My mother as always has inquired whether I’ve begun the thank-you card writing and insists on giving me directions on how to address people and how to send the cards:

“If your cousins all signed the same card as your aunt, then you should just send a thank-you card to your aunt only and address all the cousins in it,”  My mom advised. “No need to give them all separate thank-you cards if they couldn’t even all give you separate gifts!”

“Mom, I already wrote them separate thank-yous. The thank-you cards were printed for free anyway at Wedding Paper Divas, so why are you being so cheap?” I exclaimed.

Mom was annoyed. “I’m just giving you suggestions! You can choose to listen to me or not! And also, make sure to address all my friends as ‘auntie’ or ‘uncle.’ You need to show them respect.” She really just never knows when to stop. I just got married, yet to her, I am still 3-years-old.

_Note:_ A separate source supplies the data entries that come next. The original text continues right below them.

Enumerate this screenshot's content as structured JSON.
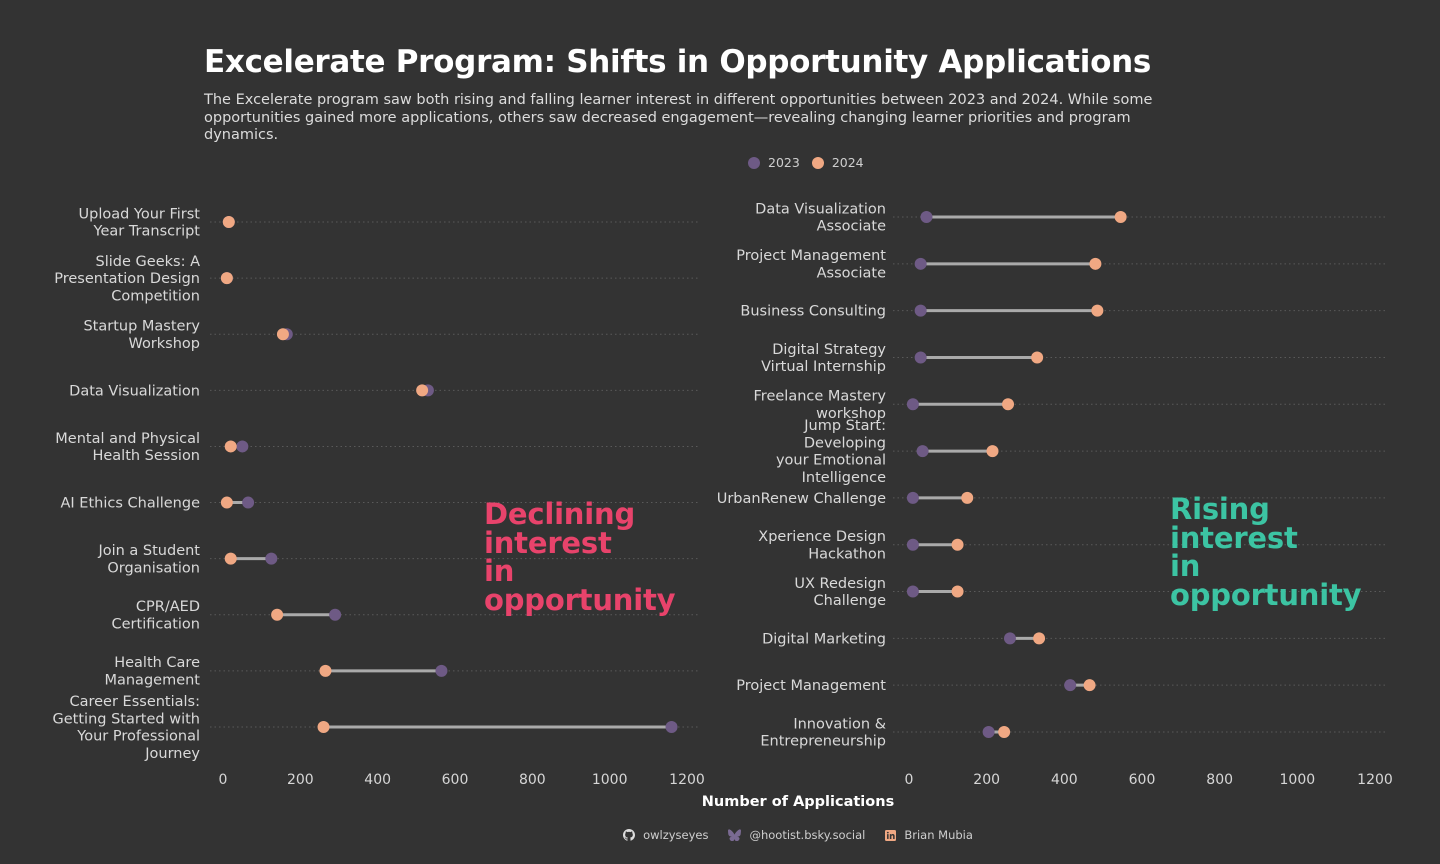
{
  "title": "Excelerate Program: Shifts in Opportunity Applications",
  "subtitle": "The Excelerate program saw both rising and falling learner interest in different opportunities between 2023 and 2024. While some opportunities gained more applications, others saw decreased engagement—revealing changing learner priorities and program dynamics.",
  "legend": [
    {
      "label": "2023",
      "color": "#6e5a85"
    },
    {
      "label": "2024",
      "color": "#f0a883"
    }
  ],
  "x_axis_label": "Number of Applications",
  "callouts": {
    "declining": [
      "Declining",
      "interest",
      "in",
      "opportunity"
    ],
    "rising": [
      "Rising",
      "interest",
      "in",
      "opportunity"
    ]
  },
  "colors": {
    "y2023": "#6e5a85",
    "y2024": "#f0a883",
    "connector": "#aaaaaa",
    "declining": "#e8436b",
    "rising": "#3cc4a3"
  },
  "footer": [
    {
      "icon": "github-icon",
      "text": "owlzyseyes"
    },
    {
      "icon": "bluesky-butterfly-icon",
      "text": "@hootist.bsky.social"
    },
    {
      "icon": "linkedin-icon",
      "text": "Brian Mubia"
    }
  ],
  "chart_data": [
    {
      "type": "dumbbell",
      "panel": "declining",
      "xlim": [
        0,
        1200
      ],
      "xticks": [
        0,
        200,
        400,
        600,
        800,
        1000,
        1200
      ],
      "series_names": [
        "2023",
        "2024"
      ],
      "categories": [
        {
          "label": [
            "Upload Your First",
            "Year Transcript"
          ],
          "y2023": 15,
          "y2024": 15
        },
        {
          "label": [
            "Slide Geeks: A",
            "Presentation Design",
            "Competition"
          ],
          "y2023": 10,
          "y2024": 10
        },
        {
          "label": [
            "Startup Mastery",
            "Workshop"
          ],
          "y2023": 165,
          "y2024": 155
        },
        {
          "label": [
            "Data Visualization"
          ],
          "y2023": 530,
          "y2024": 515
        },
        {
          "label": [
            "Mental and Physical",
            "Health Session"
          ],
          "y2023": 50,
          "y2024": 20
        },
        {
          "label": [
            "AI Ethics Challenge"
          ],
          "y2023": 65,
          "y2024": 10
        },
        {
          "label": [
            "Join a Student",
            "Organisation"
          ],
          "y2023": 125,
          "y2024": 20
        },
        {
          "label": [
            "CPR/AED",
            "Certification"
          ],
          "y2023": 290,
          "y2024": 140
        },
        {
          "label": [
            "Health Care",
            "Management"
          ],
          "y2023": 565,
          "y2024": 265
        },
        {
          "label": [
            "Career Essentials:",
            "Getting Started with",
            "Your Professional",
            "Journey"
          ],
          "y2023": 1160,
          "y2024": 260
        }
      ]
    },
    {
      "type": "dumbbell",
      "panel": "rising",
      "xlim": [
        0,
        1200
      ],
      "xticks": [
        0,
        200,
        400,
        600,
        800,
        1000,
        1200
      ],
      "series_names": [
        "2023",
        "2024"
      ],
      "categories": [
        {
          "label": [
            "Data Visualization",
            "Associate"
          ],
          "y2023": 45,
          "y2024": 545
        },
        {
          "label": [
            "Project Management",
            "Associate"
          ],
          "y2023": 30,
          "y2024": 480
        },
        {
          "label": [
            "Business Consulting"
          ],
          "y2023": 30,
          "y2024": 485
        },
        {
          "label": [
            "Digital Strategy",
            "Virtual Internship"
          ],
          "y2023": 30,
          "y2024": 330
        },
        {
          "label": [
            "Freelance Mastery",
            "workshop"
          ],
          "y2023": 10,
          "y2024": 255
        },
        {
          "label": [
            "Jump Start:",
            "Developing",
            "your Emotional",
            "Intelligence"
          ],
          "y2023": 35,
          "y2024": 215
        },
        {
          "label": [
            "UrbanRenew Challenge"
          ],
          "y2023": 10,
          "y2024": 150
        },
        {
          "label": [
            "Xperience Design",
            "Hackathon"
          ],
          "y2023": 10,
          "y2024": 125
        },
        {
          "label": [
            "UX Redesign",
            "Challenge"
          ],
          "y2023": 10,
          "y2024": 125
        },
        {
          "label": [
            "Digital Marketing"
          ],
          "y2023": 260,
          "y2024": 335
        },
        {
          "label": [
            "Project Management"
          ],
          "y2023": 415,
          "y2024": 465
        },
        {
          "label": [
            "Innovation &",
            "Entrepreneurship"
          ],
          "y2023": 205,
          "y2024": 245
        }
      ]
    }
  ]
}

Me: “Can you just stop telling me how to do this?! I know what to do and how to write thank-you messages!”

Mom: “Why can’t you ever just listen and not talk back?”

 

“How much?”

Now that the wedding and all the hype around it has slowly but surely come to a close, we have now reached the next stage of pestering that I also anticipated from my mom: her interrogation regarding who gave what for the wedding and if it was cash, how much cash they gave us.

She literally went guest by guest for who she could remember, and if she didn’t remember their names, she went by the description of how she remembered them. She also made sure to put in some assumptions about people who apparently just “looked” like they were cheap or wouldn’t give any money or gift.

“The Korean couple that came, those are Chris’s friends, right?” my mom asked.

“No, I said. “Those are my friends! Why do you just assume these people are all Chris’s friends?”
“Well, you’ve never mentioned them to me before, so how am I supposed to know?” my mom responded defensively.

“Yes, because if I told you about them, then you’d ask me 500 questions about them all the time!” I shot back.

“How much did they give? They gave you a gift, right?” she asked.

“I’m not telling you how much they gave, but yes, they did give a gift!” I said.

“Why won’t you tell me? I’m not going to take it from you. I just want to know what kind of heart these people have.” Great. Now money is associated with how big a heart our guests have.

“The Korean with the white boyfriend… the one you used to work with at Efficient Frontier.. I’m sure they didn’t give you anything,” mom insisted. “And Chris’s boss… I’m sure he didn’t give you anything, either.”

I responded that they did give a gift and that she shouldn’t be making mean assumptions about people. The response was not good.